La propuesta del Presidente Sánchez de la reforma constitucional express para acabar con los aforamientos políticos puede esconder un plan -gato encerrado- para apartar al magistrado Pablo Llarena y al Tribunal Supremo del proceso en curso contra la trama golpista catalana ahora procesada por el delito de rebelión entre otros.

La posible argucia de Sánchez, en presunta connivencia con PDeCAT, ERC, PNV y Podemos, no tendría efecto alguno si el juicio oral en contra de los golpistas catalanes estuviera abierto. Lo que puede ocurrir antes de final de año. De ahí la sospecha que suscita la pretendida urgencia de Sánchez -¿a cuento de qué?- de liquidar los aforamientos políticos en tan solo ¡60 días!

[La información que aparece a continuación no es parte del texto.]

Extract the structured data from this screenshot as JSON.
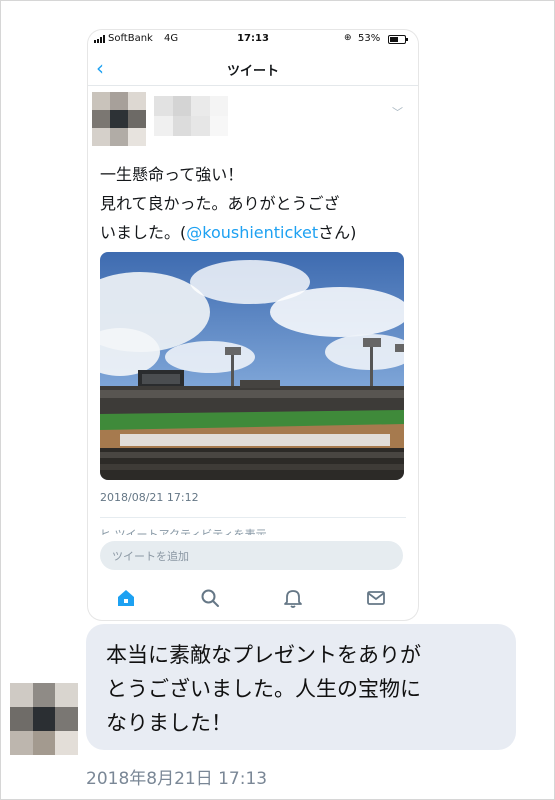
{
  "status_bar": {
    "carrier": "SoftBank",
    "network": "4G",
    "time": "17:13",
    "battery": "53%"
  },
  "nav": {
    "back_icon": "chevron-left-icon",
    "title": "ツイート"
  },
  "tweet": {
    "line1": "一生懸命って強い！",
    "line2": "見れて良かった。ありがとうござ",
    "line3_pre": "いました。(",
    "mention": "@koushienticket",
    "line3_post": "さん)",
    "date": "2018/08/21 17:12",
    "cut_off_line": "ヒ ツイートアクティビティを表示",
    "photo": "baseball-stadium-photo"
  },
  "reply": {
    "placeholder": "ツイートを追加"
  },
  "tabs": [
    {
      "icon": "home-icon"
    },
    {
      "icon": "search-icon"
    },
    {
      "icon": "bell-icon"
    },
    {
      "icon": "mail-icon"
    }
  ],
  "message": {
    "line1": "本当に素敵なプレゼントをありが",
    "line2": "とうございました。人生の宝物に",
    "line3": "なりました！",
    "timestamp": "2018年8月21日 17:13"
  },
  "colors": {
    "accent": "#1da1f2",
    "bubble": "#e8ecf3"
  }
}
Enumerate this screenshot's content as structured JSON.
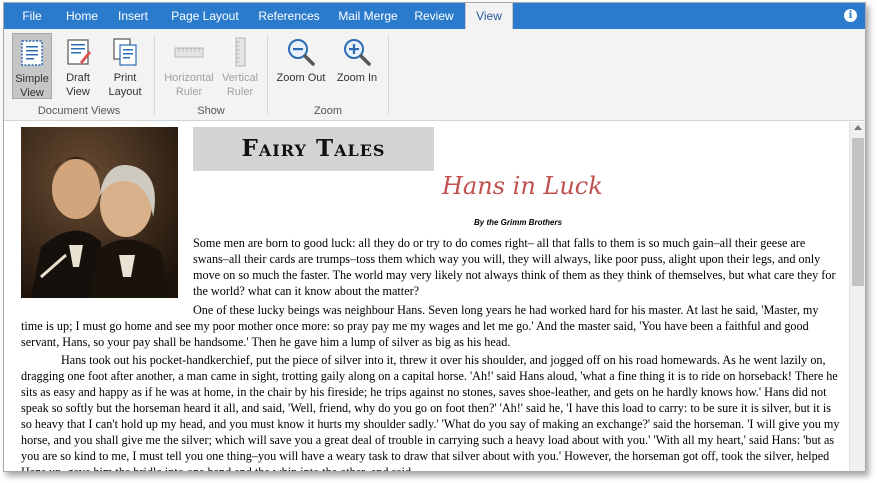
{
  "tabs": [
    "File",
    "Home",
    "Insert",
    "Page Layout",
    "References",
    "Mail Merge",
    "Review",
    "View"
  ],
  "active_tab": "View",
  "ribbon": {
    "document_views": {
      "label": "Document Views",
      "simple_view": "Simple View",
      "draft_view": "Draft View",
      "print_layout": "Print Layout"
    },
    "show": {
      "label": "Show",
      "horizontal_ruler": "Horizontal Ruler",
      "vertical_ruler": "Vertical Ruler"
    },
    "zoom": {
      "label": "Zoom",
      "zoom_out": "Zoom Out",
      "zoom_in": "Zoom In"
    }
  },
  "document": {
    "title": "Fairy Tales",
    "subtitle": "Hans in Luck",
    "byline": "By the Grimm Brothers",
    "paragraphs": [
      "Some men are born to good luck: all they do or try to do comes right– all that falls to them is so much gain–all their geese are swans–all their cards are trumps–toss them which way you will, they will always, like poor puss, alight upon their legs, and only move on so much the faster. The world may very likely not always think of them as they think of themselves, but what care they for the world? what can it know about the matter?",
      "One of these lucky beings was neighbour Hans. Seven long years he had worked hard for his master. At last he said, 'Master, my time is up; I must go home and see my poor mother once more: so pray pay me my wages and let me go.' And the master said, 'You have been a faithful and good servant, Hans, so your pay shall be handsome.' Then he gave him a lump of silver as big as his head.",
      "Hans took out his pocket-handkerchief, put the piece of silver into it, threw it over his shoulder, and jogged off on his road homewards. As he went lazily on, dragging one foot after another, a man came in sight, trotting gaily along on a capital horse. 'Ah!' said Hans aloud, 'what a fine thing it is to ride on horseback! There he sits as easy and happy as if he was at home, in the chair by his fireside; he trips against no stones, saves shoe-leather, and gets on he hardly knows how.' Hans did not speak so softly but the horseman heard it all, and said, 'Well, friend, why do you go on foot then?' 'Ah!' said he, 'I have this load to carry: to be sure it is silver, but it is so heavy that I can't hold up my head, and you must know it hurts my shoulder sadly.' 'What do you say of making an exchange?' said the horseman. 'I will give you my horse, and you shall give me the silver; which will save you a great deal of trouble in carrying such a heavy load about with you.' 'With all my heart,' said Hans: 'but as you are so kind to me, I must tell you one thing–you will have a weary task to draw that silver about with you.' However, the horseman got off, took the silver, helped Hans up, gave him the bridle into one hand and the whip into the other, and said,"
    ]
  }
}
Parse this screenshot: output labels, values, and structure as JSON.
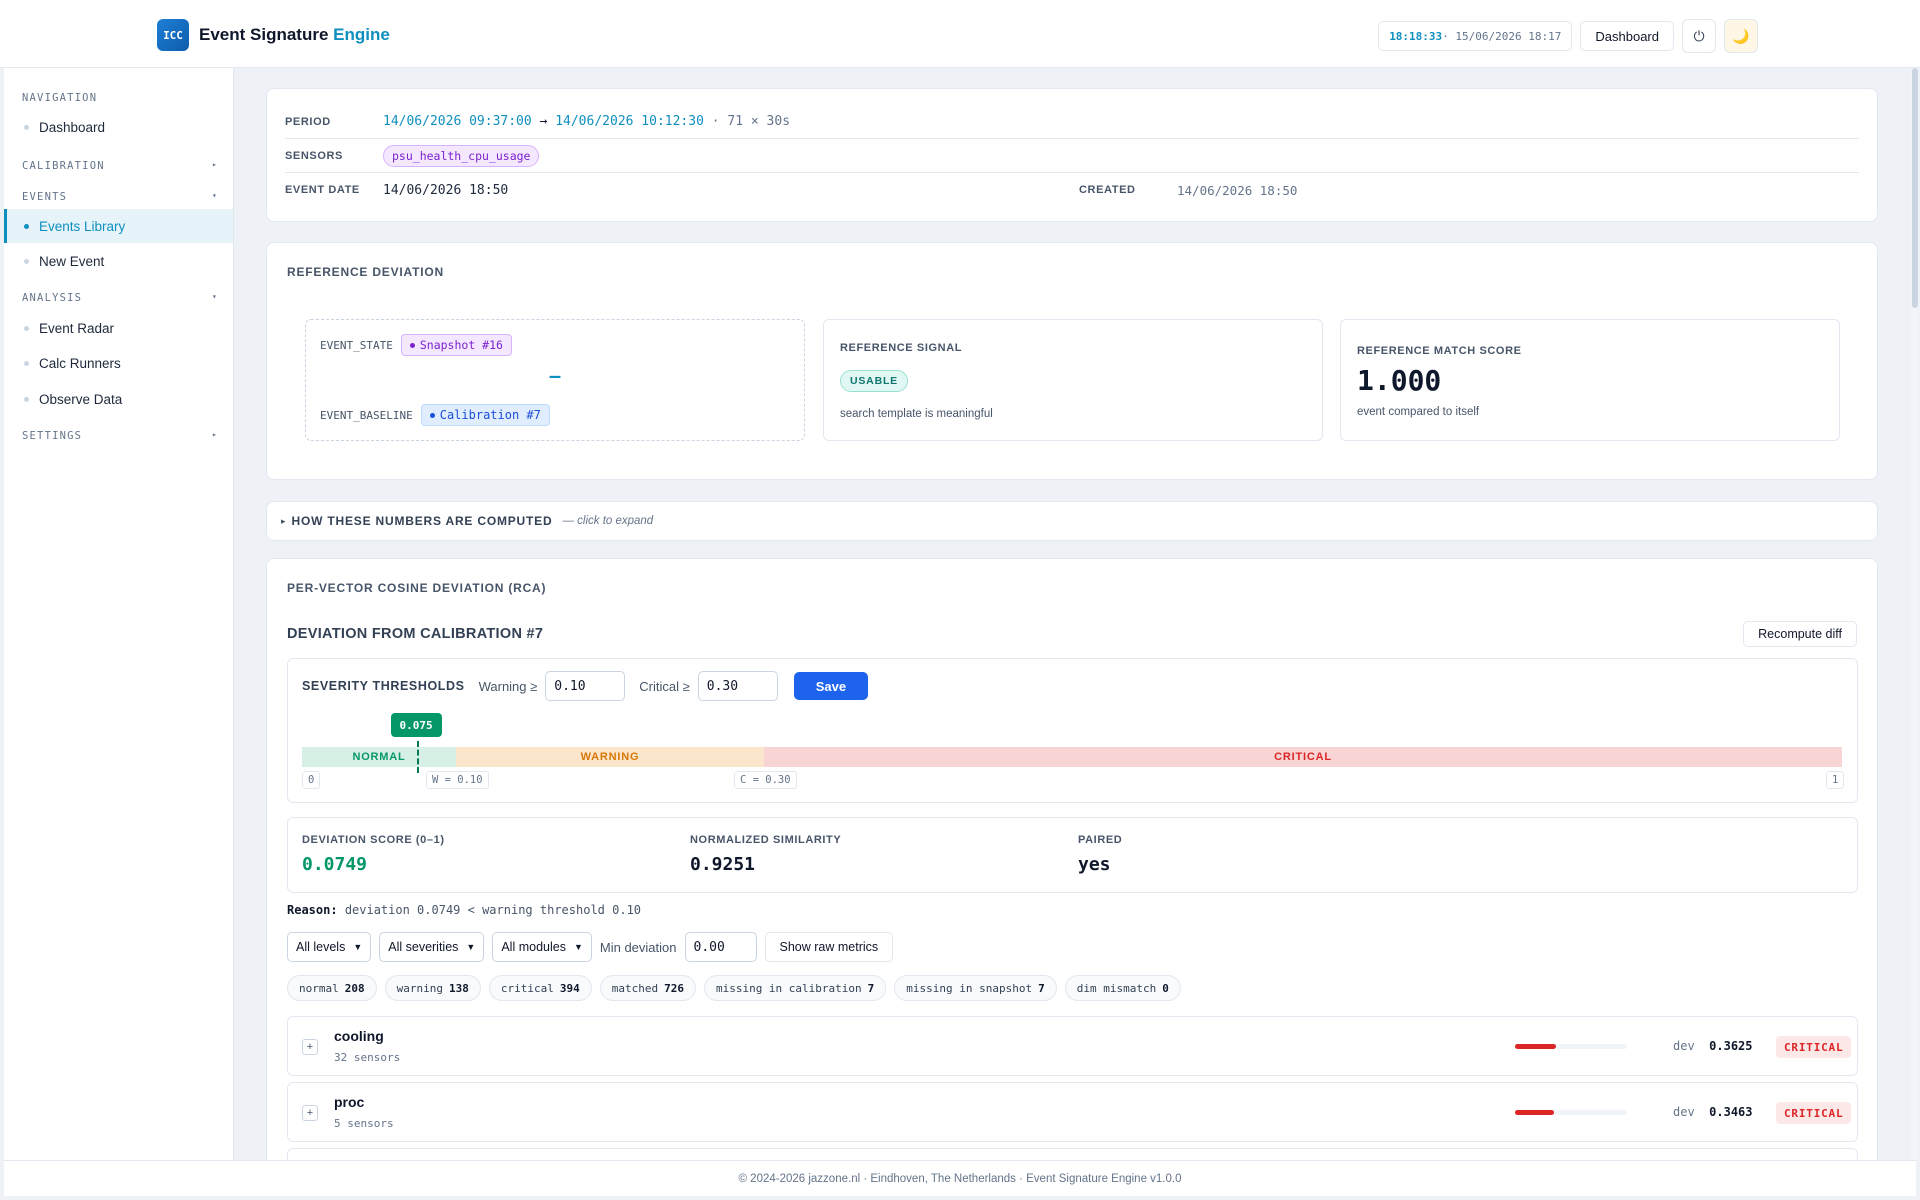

Lo que abunda en la necesidad de que los partidos constitucionales, PP y Cs, estén vigilantes y no consientan (tienen capacidad legislativa suficiente para impedirlo) que el final de los aforamientos políticos no se apruebe ni entre en vigor hasta que esté abierto el juicio oral de los golpistas catalanes en el Tribunal Supremo.

Solo faltaba que, con una maniobra política de este calibre, los procesados del golpe salieran del marco jurisdiccional del Tribunal Supremo camino de la Justicia ordinaria y con vuelta a empezar, pudriendo en tiempo y forma el procedimiento en curso y la detallada instrucción del magistrado Llarena.

El juez que, a la vista de los continuos desistimientos del Gobierno frente a la trama golpista, debería acelerar el cierre de la instrucción de este caso y anunciar cuando antes la apertura del juicio oral.

Y que se cuide y mucho el Gobierno de Sánchez y su ministro de Interior del riesgo de fuga del procesados encarcelados en Cataluña porque, visto lo anunciado por Torra, esa posibilidad tampoco se debería descartar.